Meeting Date:
Monday, April 11, 2011
CFTC Staff:
Gary Gensler
Jacqueline Mesa
Ananda Radhakrishnan
Mark Fajfar
Frank Fisanich
Organization(s):
Institute of International Bankers
Davis Polk & Wardwell
Clearly Gottlieb
External Attendees:
Sarah Miller (Institute of International Bankers)
Bob Colby (Davis Polk & Wardwell)
Edward Rosen (Clearly Gottlieb)
Colin Lloyd (Clearly Gottlieb)
Additional Information:
The meeting discussed how the Dodd Frank swap dealer requirements would apply to non-U.S. banks with swap activities that relate to the U.S.
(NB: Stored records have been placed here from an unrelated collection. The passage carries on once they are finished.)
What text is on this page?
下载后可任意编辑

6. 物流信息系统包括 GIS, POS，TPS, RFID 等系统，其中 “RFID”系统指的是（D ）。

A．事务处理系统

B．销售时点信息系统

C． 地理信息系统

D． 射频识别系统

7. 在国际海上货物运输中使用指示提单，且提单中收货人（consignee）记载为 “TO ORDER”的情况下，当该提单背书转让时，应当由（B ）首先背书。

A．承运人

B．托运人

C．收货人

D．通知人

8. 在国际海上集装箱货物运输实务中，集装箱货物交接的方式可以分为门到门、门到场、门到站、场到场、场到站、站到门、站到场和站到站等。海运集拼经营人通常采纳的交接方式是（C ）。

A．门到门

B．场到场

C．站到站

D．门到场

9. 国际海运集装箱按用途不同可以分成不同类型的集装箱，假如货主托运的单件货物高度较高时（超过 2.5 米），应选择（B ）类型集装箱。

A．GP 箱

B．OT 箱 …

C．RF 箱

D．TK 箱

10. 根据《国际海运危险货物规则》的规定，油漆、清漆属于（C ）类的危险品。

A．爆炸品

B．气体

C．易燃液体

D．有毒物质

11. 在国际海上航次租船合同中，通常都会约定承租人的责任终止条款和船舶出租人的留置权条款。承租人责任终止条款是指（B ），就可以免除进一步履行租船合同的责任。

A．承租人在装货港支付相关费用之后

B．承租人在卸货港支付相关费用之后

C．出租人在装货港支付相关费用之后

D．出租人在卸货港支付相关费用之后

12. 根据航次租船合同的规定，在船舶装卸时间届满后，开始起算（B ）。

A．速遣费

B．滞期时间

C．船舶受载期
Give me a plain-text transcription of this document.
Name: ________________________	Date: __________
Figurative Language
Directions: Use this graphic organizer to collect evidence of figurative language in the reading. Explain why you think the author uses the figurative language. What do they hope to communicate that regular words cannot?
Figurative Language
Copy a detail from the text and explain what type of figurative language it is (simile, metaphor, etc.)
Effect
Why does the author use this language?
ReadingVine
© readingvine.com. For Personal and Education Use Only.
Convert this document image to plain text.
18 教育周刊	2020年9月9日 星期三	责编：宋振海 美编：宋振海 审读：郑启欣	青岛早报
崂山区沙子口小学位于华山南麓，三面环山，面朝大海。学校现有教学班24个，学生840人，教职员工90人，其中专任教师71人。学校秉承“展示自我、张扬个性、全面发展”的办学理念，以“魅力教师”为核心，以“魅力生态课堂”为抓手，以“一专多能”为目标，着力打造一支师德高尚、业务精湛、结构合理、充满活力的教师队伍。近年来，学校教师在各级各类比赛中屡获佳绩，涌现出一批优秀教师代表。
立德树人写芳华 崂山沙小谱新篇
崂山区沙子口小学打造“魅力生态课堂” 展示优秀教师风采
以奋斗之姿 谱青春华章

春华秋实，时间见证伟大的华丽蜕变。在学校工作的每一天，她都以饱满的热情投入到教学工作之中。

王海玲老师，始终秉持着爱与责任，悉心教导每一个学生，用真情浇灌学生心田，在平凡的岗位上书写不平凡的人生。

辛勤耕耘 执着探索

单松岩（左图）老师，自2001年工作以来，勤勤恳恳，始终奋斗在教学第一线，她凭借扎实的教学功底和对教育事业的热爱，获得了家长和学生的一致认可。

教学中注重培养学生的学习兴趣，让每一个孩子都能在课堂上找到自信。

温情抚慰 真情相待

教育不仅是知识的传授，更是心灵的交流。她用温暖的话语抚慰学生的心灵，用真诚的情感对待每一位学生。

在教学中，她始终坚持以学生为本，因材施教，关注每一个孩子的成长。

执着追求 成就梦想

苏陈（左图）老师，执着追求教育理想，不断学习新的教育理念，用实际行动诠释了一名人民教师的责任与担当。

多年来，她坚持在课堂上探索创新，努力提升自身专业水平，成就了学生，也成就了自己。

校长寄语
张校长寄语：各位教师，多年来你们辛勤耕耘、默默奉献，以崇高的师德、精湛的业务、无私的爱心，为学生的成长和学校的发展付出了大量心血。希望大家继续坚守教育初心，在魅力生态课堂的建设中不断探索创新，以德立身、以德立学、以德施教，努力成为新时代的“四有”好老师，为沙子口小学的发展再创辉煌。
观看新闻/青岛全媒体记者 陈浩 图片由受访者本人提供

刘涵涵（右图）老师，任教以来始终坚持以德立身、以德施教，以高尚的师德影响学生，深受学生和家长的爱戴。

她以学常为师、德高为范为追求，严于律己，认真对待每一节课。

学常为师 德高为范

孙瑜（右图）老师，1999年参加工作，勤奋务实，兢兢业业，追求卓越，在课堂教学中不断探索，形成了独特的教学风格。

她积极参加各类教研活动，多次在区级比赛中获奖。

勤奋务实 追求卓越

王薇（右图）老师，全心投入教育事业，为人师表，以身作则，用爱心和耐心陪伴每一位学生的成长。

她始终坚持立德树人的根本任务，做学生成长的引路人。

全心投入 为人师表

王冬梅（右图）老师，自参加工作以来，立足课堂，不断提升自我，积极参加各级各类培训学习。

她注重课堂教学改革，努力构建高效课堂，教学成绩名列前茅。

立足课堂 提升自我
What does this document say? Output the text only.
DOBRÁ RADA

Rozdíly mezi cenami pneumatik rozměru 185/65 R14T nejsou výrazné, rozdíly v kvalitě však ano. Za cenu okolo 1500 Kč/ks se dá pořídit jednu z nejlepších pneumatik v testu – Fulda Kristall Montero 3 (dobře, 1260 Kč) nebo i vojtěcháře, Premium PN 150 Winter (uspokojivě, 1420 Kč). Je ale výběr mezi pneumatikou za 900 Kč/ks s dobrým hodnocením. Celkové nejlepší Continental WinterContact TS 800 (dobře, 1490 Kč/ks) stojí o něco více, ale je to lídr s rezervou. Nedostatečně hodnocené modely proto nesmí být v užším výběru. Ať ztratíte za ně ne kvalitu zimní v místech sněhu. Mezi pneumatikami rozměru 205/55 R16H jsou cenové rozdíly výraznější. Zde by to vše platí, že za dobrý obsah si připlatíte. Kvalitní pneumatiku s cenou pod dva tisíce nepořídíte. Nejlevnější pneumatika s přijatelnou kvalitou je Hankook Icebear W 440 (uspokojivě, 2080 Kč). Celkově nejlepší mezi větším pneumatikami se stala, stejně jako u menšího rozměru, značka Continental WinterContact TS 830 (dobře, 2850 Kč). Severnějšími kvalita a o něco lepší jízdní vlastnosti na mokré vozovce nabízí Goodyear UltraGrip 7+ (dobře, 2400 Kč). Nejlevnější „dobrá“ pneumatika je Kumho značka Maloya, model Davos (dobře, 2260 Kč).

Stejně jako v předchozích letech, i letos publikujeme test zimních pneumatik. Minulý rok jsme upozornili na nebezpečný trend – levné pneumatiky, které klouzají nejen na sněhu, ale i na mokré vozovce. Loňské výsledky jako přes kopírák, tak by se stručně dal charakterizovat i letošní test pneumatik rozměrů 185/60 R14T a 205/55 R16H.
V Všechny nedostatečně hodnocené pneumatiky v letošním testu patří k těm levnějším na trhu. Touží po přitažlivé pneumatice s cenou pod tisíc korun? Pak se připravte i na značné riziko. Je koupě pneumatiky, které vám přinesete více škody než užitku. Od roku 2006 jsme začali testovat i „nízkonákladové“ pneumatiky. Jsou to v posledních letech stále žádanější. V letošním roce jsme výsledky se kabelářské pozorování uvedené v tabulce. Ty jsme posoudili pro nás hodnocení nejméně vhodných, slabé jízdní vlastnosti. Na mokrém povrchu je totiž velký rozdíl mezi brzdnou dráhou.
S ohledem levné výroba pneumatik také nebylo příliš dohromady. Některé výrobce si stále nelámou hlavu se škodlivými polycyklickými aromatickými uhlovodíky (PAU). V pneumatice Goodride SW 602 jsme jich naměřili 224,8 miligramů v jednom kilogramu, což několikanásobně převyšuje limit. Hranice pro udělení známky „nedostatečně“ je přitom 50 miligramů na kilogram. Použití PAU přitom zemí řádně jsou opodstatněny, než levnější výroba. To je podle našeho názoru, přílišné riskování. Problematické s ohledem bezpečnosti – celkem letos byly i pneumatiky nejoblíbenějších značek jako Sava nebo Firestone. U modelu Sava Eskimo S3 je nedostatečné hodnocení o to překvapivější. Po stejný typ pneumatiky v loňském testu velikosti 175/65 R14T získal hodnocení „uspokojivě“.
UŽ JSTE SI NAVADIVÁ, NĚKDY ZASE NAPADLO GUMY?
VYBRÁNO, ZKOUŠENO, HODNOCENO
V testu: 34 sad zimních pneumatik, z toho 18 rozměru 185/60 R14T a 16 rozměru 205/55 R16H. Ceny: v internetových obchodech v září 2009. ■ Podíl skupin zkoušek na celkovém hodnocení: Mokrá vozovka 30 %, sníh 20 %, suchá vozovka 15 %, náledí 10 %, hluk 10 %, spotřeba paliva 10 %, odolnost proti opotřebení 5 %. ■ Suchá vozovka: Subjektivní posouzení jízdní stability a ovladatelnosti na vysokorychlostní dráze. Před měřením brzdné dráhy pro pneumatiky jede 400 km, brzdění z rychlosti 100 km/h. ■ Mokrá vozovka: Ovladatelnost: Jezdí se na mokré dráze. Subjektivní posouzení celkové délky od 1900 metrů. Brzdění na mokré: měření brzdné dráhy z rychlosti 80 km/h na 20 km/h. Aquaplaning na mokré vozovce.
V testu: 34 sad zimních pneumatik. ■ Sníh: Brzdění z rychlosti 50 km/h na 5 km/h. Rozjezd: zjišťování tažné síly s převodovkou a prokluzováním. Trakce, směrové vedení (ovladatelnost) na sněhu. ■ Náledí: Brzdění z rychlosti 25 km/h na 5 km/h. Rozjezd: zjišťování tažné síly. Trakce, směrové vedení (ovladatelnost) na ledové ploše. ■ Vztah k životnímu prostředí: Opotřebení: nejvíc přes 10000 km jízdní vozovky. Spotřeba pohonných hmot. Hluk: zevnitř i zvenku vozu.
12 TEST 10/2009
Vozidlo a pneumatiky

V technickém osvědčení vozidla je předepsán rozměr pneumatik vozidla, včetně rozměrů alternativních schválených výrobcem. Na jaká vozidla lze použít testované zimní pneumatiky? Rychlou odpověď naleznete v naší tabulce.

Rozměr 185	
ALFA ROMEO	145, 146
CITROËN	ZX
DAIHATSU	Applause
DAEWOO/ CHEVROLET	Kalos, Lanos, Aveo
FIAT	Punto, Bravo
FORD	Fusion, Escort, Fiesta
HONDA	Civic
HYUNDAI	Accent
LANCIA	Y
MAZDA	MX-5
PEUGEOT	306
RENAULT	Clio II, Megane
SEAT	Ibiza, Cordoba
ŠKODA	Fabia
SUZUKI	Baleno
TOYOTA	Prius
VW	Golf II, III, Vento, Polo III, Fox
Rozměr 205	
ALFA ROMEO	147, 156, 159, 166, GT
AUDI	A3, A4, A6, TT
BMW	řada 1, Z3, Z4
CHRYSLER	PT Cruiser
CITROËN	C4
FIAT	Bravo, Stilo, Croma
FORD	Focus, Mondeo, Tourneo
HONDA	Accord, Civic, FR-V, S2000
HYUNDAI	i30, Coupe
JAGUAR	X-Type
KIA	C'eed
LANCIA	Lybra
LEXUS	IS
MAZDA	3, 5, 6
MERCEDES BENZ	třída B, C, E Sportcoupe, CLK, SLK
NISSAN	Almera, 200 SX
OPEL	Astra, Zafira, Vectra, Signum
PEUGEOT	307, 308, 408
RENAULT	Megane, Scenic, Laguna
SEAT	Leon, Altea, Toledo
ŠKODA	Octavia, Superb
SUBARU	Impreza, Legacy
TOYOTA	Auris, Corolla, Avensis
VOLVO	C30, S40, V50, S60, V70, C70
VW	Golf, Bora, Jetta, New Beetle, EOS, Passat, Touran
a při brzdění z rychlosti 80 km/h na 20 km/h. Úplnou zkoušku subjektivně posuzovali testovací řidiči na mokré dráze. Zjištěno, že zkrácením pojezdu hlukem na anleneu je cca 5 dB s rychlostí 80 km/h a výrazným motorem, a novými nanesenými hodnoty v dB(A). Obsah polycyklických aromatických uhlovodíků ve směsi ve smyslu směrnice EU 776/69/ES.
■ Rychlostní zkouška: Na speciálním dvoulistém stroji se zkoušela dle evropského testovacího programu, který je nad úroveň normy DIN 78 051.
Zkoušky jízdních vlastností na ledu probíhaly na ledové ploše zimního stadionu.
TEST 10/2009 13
The Institute of International Bankers (IIB) said non-U.S. banks that enter into swaps with U.S. customers would register as swap dealers, but IIB proposed that the registration be limited to the non-U.S. banks’ swap activities that involve the U.S. The IIB said requirements would apply to these non-U.S. banks as follows: capital and risk-management requirements should apply entity-wide (even if some activities related to the swaps occur in the U.S.); for organizational requirements (chief compliance officer, information barriers, etc.), the CFTC should defer to requirements set by the home country regulator, if comparable to Dodd Frank requirements; and Dodd Frank requirements that are specific to a particular swap would apply to all swaps with U.S. customers. The IIB said that the CFTC should defer to comparable requirements of home country regulators for reasons of international comity and efficiency.
The IIB also said the CFTC should consider phasing in the Dodd Frank requirements for swap dealers on roughly the same schedule as the EU implements its requirements, in order to promote harmonization. The IIB is concerned that applying Dodd Frank requirements to non-U.S. banks too quickly or too broadly would be unwieldy to enforce and create market uncertainty.
IIB provided the attached chart and paper to explain its position.